Su politikaları ve gelecek - Dursun Yıldız

1993 yılından bu yana her yıl 22 Mart'ta su kaynaklarının önemini vurgulamak, sürdürülebilir yönetilmesini teşvik etmek amacı ile çeşitli etkinlikler düzenlenir. 22 Mart Dünya Su Günü'nde her yıl farklı bir tema işlenir. Bu sene "barış için sudan faydalanmak" teması işlendi.

Su, 1990'lı yıllara kadar genel olarak ortak kamusal bir kaynak ve su hizmeti de bir kamu hizmeti olarak kabul görmüştür. Ancak 1990'lı yıllardan sonra küresel aktörler devreye girmiş ve su hizmetlerinin özelleştirilerek daha fazla kişiye ulaştırılacağı, daha verimli yönetileceği daha iyi korunacağı ileri sürülmüştür. 1992'de Dublin'de düzenlenen BM konferansında suyun "ekonomik değer" taşıdığı ve "ekonomik bir mal" olarak tanınması gerektiği ifade edilmiştir.

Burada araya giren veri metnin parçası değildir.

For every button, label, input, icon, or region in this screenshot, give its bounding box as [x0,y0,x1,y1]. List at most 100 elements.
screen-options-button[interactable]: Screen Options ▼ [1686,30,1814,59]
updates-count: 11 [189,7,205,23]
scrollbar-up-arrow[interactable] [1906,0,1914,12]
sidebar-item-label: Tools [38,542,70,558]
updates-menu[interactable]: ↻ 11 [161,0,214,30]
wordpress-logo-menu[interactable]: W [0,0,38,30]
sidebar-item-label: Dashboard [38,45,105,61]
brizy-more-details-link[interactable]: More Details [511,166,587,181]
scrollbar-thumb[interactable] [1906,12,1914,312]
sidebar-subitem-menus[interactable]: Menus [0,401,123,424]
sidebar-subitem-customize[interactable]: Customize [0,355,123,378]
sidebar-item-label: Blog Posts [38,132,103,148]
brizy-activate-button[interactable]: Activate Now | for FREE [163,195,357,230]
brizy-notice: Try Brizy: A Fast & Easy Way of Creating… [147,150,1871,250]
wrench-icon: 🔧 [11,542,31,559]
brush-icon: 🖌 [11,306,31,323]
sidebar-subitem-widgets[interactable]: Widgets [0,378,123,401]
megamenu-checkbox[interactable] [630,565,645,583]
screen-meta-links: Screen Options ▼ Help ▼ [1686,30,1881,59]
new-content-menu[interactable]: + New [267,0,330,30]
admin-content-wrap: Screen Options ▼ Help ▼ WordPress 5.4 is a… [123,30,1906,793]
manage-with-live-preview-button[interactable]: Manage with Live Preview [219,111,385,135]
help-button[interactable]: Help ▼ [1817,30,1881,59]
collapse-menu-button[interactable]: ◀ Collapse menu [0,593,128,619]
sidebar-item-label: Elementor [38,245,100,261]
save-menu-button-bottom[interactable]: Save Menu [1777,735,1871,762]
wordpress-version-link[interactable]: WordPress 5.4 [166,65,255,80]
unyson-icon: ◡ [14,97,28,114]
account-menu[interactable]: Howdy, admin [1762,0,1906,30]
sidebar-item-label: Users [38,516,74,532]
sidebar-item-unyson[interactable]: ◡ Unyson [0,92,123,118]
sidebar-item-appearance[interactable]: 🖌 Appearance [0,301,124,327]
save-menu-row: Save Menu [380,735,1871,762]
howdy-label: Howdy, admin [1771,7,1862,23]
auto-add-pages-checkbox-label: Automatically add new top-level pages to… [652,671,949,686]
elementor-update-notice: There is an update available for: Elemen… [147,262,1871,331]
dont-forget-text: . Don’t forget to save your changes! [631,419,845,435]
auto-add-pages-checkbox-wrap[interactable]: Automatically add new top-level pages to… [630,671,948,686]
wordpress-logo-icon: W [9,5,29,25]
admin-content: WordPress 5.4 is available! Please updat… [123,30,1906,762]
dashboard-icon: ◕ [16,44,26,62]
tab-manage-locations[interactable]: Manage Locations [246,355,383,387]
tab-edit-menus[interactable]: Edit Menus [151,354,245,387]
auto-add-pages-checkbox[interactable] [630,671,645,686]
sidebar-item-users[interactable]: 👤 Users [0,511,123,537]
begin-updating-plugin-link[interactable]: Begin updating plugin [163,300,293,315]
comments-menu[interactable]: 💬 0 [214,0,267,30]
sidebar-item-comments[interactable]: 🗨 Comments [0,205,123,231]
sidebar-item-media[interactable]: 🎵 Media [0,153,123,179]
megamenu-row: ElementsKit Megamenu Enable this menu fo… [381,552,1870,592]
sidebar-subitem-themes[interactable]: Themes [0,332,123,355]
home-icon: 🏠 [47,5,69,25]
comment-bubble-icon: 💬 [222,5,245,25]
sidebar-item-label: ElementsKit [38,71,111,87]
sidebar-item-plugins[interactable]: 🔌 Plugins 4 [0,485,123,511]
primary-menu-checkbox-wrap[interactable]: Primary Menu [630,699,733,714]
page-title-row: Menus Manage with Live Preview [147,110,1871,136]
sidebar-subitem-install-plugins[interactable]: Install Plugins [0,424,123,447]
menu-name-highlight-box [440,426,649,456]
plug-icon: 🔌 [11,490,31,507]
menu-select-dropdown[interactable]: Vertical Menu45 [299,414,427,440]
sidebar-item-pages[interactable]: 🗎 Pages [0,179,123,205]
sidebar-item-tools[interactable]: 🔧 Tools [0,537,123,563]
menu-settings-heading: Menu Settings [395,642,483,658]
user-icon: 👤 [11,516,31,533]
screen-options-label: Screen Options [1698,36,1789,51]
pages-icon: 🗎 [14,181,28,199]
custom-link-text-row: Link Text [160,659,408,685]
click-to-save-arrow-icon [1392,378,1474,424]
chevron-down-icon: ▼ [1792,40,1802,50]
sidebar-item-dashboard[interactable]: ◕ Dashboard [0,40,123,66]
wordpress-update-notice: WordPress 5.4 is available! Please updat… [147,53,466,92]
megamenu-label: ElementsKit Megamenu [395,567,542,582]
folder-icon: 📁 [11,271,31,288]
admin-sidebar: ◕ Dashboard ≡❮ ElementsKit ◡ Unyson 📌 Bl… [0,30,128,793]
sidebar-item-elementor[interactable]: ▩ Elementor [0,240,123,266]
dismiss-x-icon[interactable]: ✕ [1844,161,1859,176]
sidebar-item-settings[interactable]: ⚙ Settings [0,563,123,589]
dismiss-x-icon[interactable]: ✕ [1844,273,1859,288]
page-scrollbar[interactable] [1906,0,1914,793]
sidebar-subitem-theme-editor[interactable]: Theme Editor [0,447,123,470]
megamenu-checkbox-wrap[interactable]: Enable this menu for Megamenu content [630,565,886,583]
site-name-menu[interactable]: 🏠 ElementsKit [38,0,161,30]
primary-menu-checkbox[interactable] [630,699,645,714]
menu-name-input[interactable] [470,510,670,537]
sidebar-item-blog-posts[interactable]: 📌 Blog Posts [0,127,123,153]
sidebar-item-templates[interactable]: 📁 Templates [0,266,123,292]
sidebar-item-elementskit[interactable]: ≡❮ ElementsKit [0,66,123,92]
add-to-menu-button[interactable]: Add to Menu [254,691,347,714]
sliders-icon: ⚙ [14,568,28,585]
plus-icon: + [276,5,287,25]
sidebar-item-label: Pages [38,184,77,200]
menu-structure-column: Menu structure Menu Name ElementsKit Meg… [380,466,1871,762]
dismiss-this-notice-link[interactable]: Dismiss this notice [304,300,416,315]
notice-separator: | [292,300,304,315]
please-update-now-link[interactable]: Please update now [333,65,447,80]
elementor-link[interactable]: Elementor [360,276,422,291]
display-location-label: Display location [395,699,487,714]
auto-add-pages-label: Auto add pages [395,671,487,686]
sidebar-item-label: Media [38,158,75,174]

Böylece su hizmetlerinin 1 trilyon dolarlık pazarı ulusötesi şirketlere açılmış ve bu politika Dünya Bankası, Uluslararası Para Fonu, Dünya Ticaret Örgütü, Birleşmiş Milletler ve Dünya Su Konseyi gibi uluslararası kuruluşlar tarafından desteklenmiştir.

Güçlü küresel aktörlerin suyun özelleştirilmesi uygulamalarını desteklemesi sonucunda özellikle Güney Yarım Küre'de ve azgelişmiş ülkelerdeki özelleştirme örnekleri artmıştır. Ülkemizde de 1990'lı yıllarda birkaç kentimizde denenen bu politikalar uluslararası tahkimle sonuçlanmıştır.

DÜNYA BANKASI DESTEKLEDİ

Dünya Bankası verilerine göre 1991-2014 yılları arasında ulusötesi şirketler 65 ülkede toplam yatırım maliyeti 75 milyar dolar olan 850 su temini ve çevre sağlığı projesine girmiştir. Ancak bu projelerin 63 adedi (proje maliyeti 21 milyar dolar) yaşanan toplumsal ve sosyal sorunlar nedeniyle iptal edilmiştir.

Özelleştirme uygulamaları su yönetiminin sosyal boyutunu göz ardı ederek özellikle yoksulların suya ulaşma sorununu artırmıştır. Bu uygulamanın yapıldığı azgelişmiş ülkelerde su bedelleri artmış, hizmet kalitesi düşmüş, sosyal karışıklıklar başlamıştır. Sonuç olarak küresel aktörlerin su hizmetlerini özelleştirme politikası ilerleme kaydetmiş ancak istedikleri sonuca ulaşamamıştır. Bugün farklı yöntemlerin uygulandığı su üzerine küresel neoliberal politikaların oluşturduğu tehdit sürmektedir. Ayrıca küresel strateji merkezlerinin su kaynaklarının kontrolü üzerinden hegemonya planları da artmaktadır.

Son Dünya Su Günü'nün ana teması olan "barış için sudan faydalanmak" konusunda ise gelişmeler umut verici değildir. Çünkü dünyadaki 286 sınıraşan nehir havzasının 157'sinde hiçbir çerçeve işbirliği anlaşması yoktur. Sadece 84 havzada ortak havza yönetim yapıları bulunmaktadır. Halen dünyanın sadece 26 ülkesi su işbirliği konusunda yeterli sayılabilecek adımları atmış durumdadır. Sonuç olarak; barış için su konusunda daha atılacak çok adım vardır. Ayrıca barış için su yaklaşımının öncelikli hedefi, halen güvenli içme suyuna ve yeterli gıdaya ulaşamayan yaklaşık 2.2 milyar kişiye yeterli su ve gıda sağlanması olmalıdır. Aksi takdirde susuzluk ülke içinde sosyal barışa, ülkeler arasında ise gerilim ve çatışmaya yönelik en büyük tehdit olmaya devam edecektir.